I also tried to apply method where glm is used with offset option: Regression for a Rate variable in R
and
http://en.wikipedia.org/wiki/Poisson_regression#.22Exposure.22_and_offset
but this was not successfull.
Please note, in my data dependent variable: proportion y/x is both zero-inflated and one-inflated.
Any idea, what is suitable approach to build a model in R ('glm','lm')?
You're on the right track: if 0 ≤ y ≤ x then 0 ≤ (y/x) ≤ 1. This suggests fitting y/x to a logistic model in glm(...). Details are below, but considering that you've only got 6 points, this is a pretty good fit.
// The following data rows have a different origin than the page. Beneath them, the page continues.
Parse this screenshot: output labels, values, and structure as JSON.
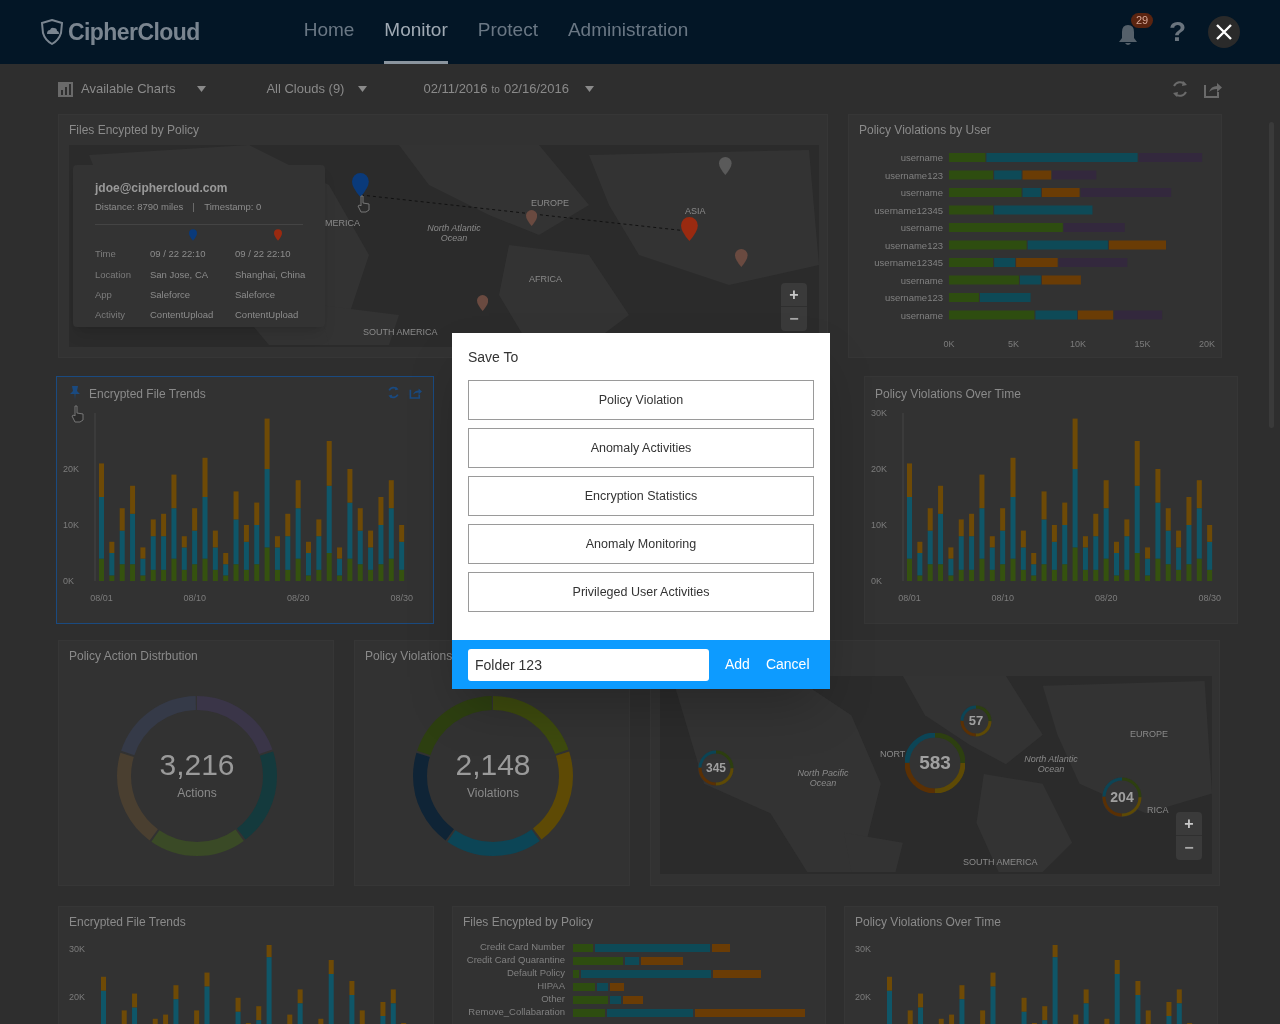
{
  "header": {
    "logo": "CipherCloud",
    "nav": [
      {
        "label": "Home",
        "selected": false
      },
      {
        "label": "Monitor",
        "selected": true
      },
      {
        "label": "Protect",
        "selected": false
      },
      {
        "label": "Administration",
        "selected": false
      }
    ],
    "notifications": "29",
    "help": "?"
  },
  "toolbar": {
    "charts_menu": "Available Charts",
    "clouds_menu": "All Clouds (9)",
    "date_from": "02/11/2016",
    "date_sep": "to",
    "date_to": "02/16/2016"
  },
  "files_map": {
    "title": "Files Encypted by Policy",
    "map_labels": [
      "MERICA",
      "EUROPE",
      "ASIA",
      "AFRICA",
      "SOUTH AMERICA",
      "North Atlantic Ocean"
    ],
    "zoom_in": "+",
    "zoom_out": "−",
    "tooltip": {
      "user": "jdoe@ciphercloud.com",
      "distance": "Distance: 8790 miles",
      "timestamp": "Timestamp: 0",
      "rows": [
        {
          "label": "Time",
          "from": "09 / 22 22:10",
          "to": "09 / 22 22:10"
        },
        {
          "label": "Location",
          "from": "San Jose, CA",
          "to": "Shanghai, China"
        },
        {
          "label": "App",
          "from": "Saleforce",
          "to": "Saleforce"
        },
        {
          "label": "Activity",
          "from": "ContentUpload",
          "to": "ContentUpload"
        }
      ]
    }
  },
  "violations_by_user": {
    "title": "Policy Violations by User",
    "chart_data": {
      "type": "bar",
      "orientation": "horizontal",
      "stacked": true,
      "categories": [
        "username",
        "username123",
        "username",
        "username12345",
        "username",
        "username123",
        "username12345",
        "username",
        "username123",
        "username"
      ],
      "series": [
        {
          "color": "#2e4d10",
          "values": [
            2.9,
            3.5,
            5.7,
            3.5,
            8.9,
            6.1,
            3.5,
            5.5,
            2.4,
            6.7
          ]
        },
        {
          "color": "#0e4a57",
          "values": [
            11.8,
            2.2,
            1.5,
            7.7,
            0,
            6.3,
            1.7,
            1.7,
            4.0,
            3.3
          ]
        },
        {
          "color": "#6a3c05",
          "values": [
            0,
            2.3,
            3.0,
            0,
            0,
            4.5,
            3.3,
            3.1,
            0,
            2.8
          ]
        },
        {
          "color": "#33283d",
          "values": [
            5.0,
            3.5,
            7.1,
            0,
            4.8,
            0,
            5.4,
            0,
            0,
            3.8
          ]
        }
      ],
      "xlim": [
        0,
        20
      ],
      "xticks": [
        {
          "value": 0,
          "label": "0K"
        },
        {
          "value": 5,
          "label": "5K"
        },
        {
          "value": 10,
          "label": "10K"
        },
        {
          "value": 15,
          "label": "15K"
        },
        {
          "value": 20,
          "label": "20K"
        }
      ]
    }
  },
  "trends": [
    {
      "title": "Encrypted File Trends",
      "highlighted": true,
      "chart_data": {
        "type": "bar",
        "stacked": true,
        "categories": [
          "08/01",
          null,
          null,
          null,
          null,
          null,
          null,
          null,
          null,
          "08/10",
          null,
          null,
          null,
          null,
          null,
          null,
          null,
          null,
          null,
          "08/20",
          null,
          null,
          null,
          null,
          null,
          null,
          null,
          null,
          null,
          "08/30"
        ],
        "series": [
          {
            "color": "#35520f",
            "values": [
              4,
              1,
              3,
              3,
              1,
              2,
              2,
              4,
              2,
              3,
              4,
              2,
              1,
              3,
              2,
              3,
              6,
              2,
              2,
              4,
              1,
              2,
              5,
              1,
              4,
              3,
              2,
              3,
              4,
              2
            ]
          },
          {
            "color": "#0f5668",
            "values": [
              11,
              4,
              6,
              9,
              3,
              6,
              6,
              9,
              4,
              6,
              11,
              4,
              2,
              8,
              5,
              7,
              14,
              4,
              6,
              9,
              4,
              6,
              12,
              3,
              10,
              6,
              4,
              7,
              9,
              5
            ]
          },
          {
            "color": "#6e4a06",
            "values": [
              6,
              2,
              4,
              5,
              2,
              3,
              4,
              6,
              2,
              4,
              7,
              3,
              2,
              5,
              3,
              4,
              9,
              2,
              4,
              5,
              2,
              3,
              8,
              2,
              6,
              4,
              3,
              5,
              5,
              3
            ]
          }
        ],
        "ylim": [
          0,
          30
        ],
        "yticks": [
          {
            "value": 0,
            "label": "0K"
          },
          {
            "value": 10,
            "label": "10K"
          },
          {
            "value": 20,
            "label": "20K"
          }
        ]
      }
    },
    {
      "title": "Policy Violations Over Time",
      "highlighted": false,
      "chart_data": {
        "type": "bar",
        "stacked": true,
        "categories": [
          "08/01",
          null,
          null,
          null,
          null,
          null,
          null,
          null,
          null,
          "08/10",
          null,
          null,
          null,
          null,
          null,
          null,
          null,
          null,
          null,
          "08/20",
          null,
          null,
          null,
          null,
          null,
          null,
          null,
          null,
          null,
          "08/30"
        ],
        "series": [
          {
            "color": "#35520f",
            "values": [
              4,
              1,
              3,
              3,
              1,
              2,
              2,
              4,
              2,
              3,
              4,
              2,
              1,
              3,
              2,
              3,
              6,
              2,
              2,
              4,
              1,
              2,
              5,
              1,
              4,
              3,
              2,
              3,
              4,
              2
            ]
          },
          {
            "color": "#0f5668",
            "values": [
              11,
              4,
              6,
              9,
              3,
              6,
              6,
              9,
              4,
              6,
              11,
              4,
              2,
              8,
              5,
              7,
              14,
              4,
              6,
              9,
              4,
              6,
              12,
              3,
              10,
              6,
              4,
              7,
              9,
              5
            ]
          },
          {
            "color": "#6e4a06",
            "values": [
              6,
              2,
              4,
              5,
              2,
              3,
              4,
              6,
              2,
              4,
              7,
              3,
              2,
              5,
              3,
              4,
              9,
              2,
              4,
              5,
              2,
              3,
              8,
              2,
              6,
              4,
              3,
              5,
              5,
              3
            ]
          }
        ],
        "ylim": [
          0,
          30
        ],
        "yticks": [
          {
            "value": 0,
            "label": "0K"
          },
          {
            "value": 10,
            "label": "10K"
          },
          {
            "value": 20,
            "label": "20K"
          },
          {
            "value": 30,
            "label": "30K"
          }
        ]
      }
    }
  ],
  "donuts": [
    {
      "title": "Policy Action Distrbution",
      "value": "3,216",
      "caption": "Actions"
    },
    {
      "title": "Policy Violations",
      "value": "2,148",
      "caption": "Violations"
    }
  ],
  "clusters_map": {
    "map_labels": [
      "NORT",
      "EUROPE",
      "North Pacific Ocean",
      "North Atlantic Ocean",
      "RICA",
      "SOUTH AMERICA"
    ],
    "clusters": [
      "345",
      "583",
      "57",
      "204"
    ],
    "zoom_in": "+",
    "zoom_out": "−"
  },
  "bottom_row": [
    {
      "title": "Encrypted File Trends",
      "y_labels": [
        "30K",
        "20K"
      ]
    },
    {
      "title": "Files Encypted by Policy",
      "policies": [
        "Credit Card Number",
        "Credit Card Quarantine",
        "Default Policy",
        "HIPAA",
        "Other",
        "Remove_Collabaration"
      ]
    },
    {
      "title": "Policy Violations Over Time",
      "y_labels": [
        "30K",
        "20K"
      ]
    }
  ],
  "dialog": {
    "title": "Save To",
    "options": [
      "Policy Violation",
      "Anomaly Activities",
      "Encryption Statistics",
      "Anomaly Monitoring",
      "Privileged User Activities"
    ],
    "folder_value": "Folder 123",
    "add": "Add",
    "cancel": "Cancel"
  }
}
The major concern is that the model is not valid unless the error in (y/x) is Normal with constant variance (or, equivalently, the error in y increases with x). If this is true then we should get a (more or less) linear Q-Q plot, which we do.
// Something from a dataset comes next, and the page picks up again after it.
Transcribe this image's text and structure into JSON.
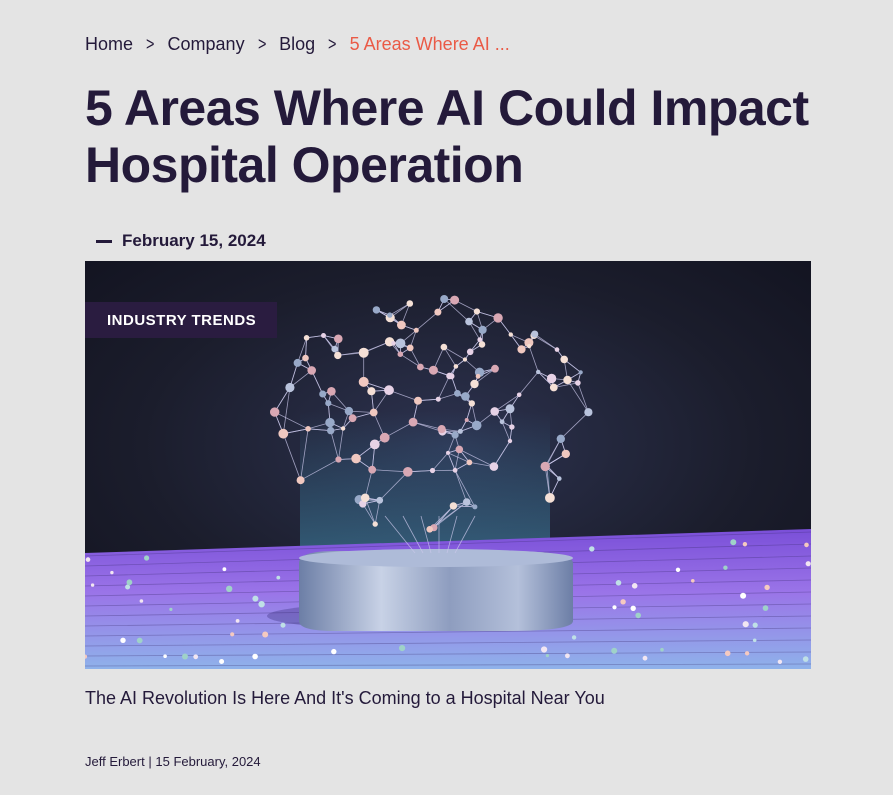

One nuance: the interface to the glm logistic model wants two columns for y: "number of successes (S)" and "number of failures (F)". It then calculates the probability as S/(S+F). So we have to provide two columns which mimic this: y and x-y. Then glm(...) will calculate y/(y+(x-y)) = y/x.
Finally, the fit summary suggests that x is important and z may or may not be. You might want to try a model that excludes z and see if that improves AIC.
fit = glm(cbind(y,x-y)~x+z, data=mydata, family=binomial(logit))
summary(fit)
# Call:
# glm(formula = cbind(y, x - y) ~ x + z, family = binomial(logit),
# data = mydata)
# Deviance Residuals:
# 1 2 3 4 5 6
# -0.59942 -0.35394 0.62705 0.08405 -0.75590 0.81160
# Coefficients:
# Estimate Std. Error z value Pr(>|z|)
# (Intercept) -2.0264 1.2177 -1.664 0.0961 .
# x 0.6786 0.2695 2.518 0.0118 *
# z -0.2778 0.1933 -1.437 0.1507
# ---
# Signif. codes: 0 ‘***’ 0.001 ‘**’ 0.01 ‘*’ 0.05 ‘.’ 0.1 ‘ ’ 1
# (Dispersion parameter for binomial family taken to be 1)
# Null deviance: 13.7587 on 5 degrees of freedom
# Residual deviance: 2.1149 on 3 degrees of freedom
# AIC: 15.809
par(mfrow=c(2,2))
plot(fit) # residuals, Q-Q, Scale-Location, and Leverage Plots
mydata$pred <- predict(fit, type="response")
par(mfrow=c(1,1))
plot(mydata$y/mydata$x,mydata$pred,xlim=c(0,1),ylim=c(0,1), xlab="Actual", ylab="Predicted")
abline(0,1, lty=2, col="blue")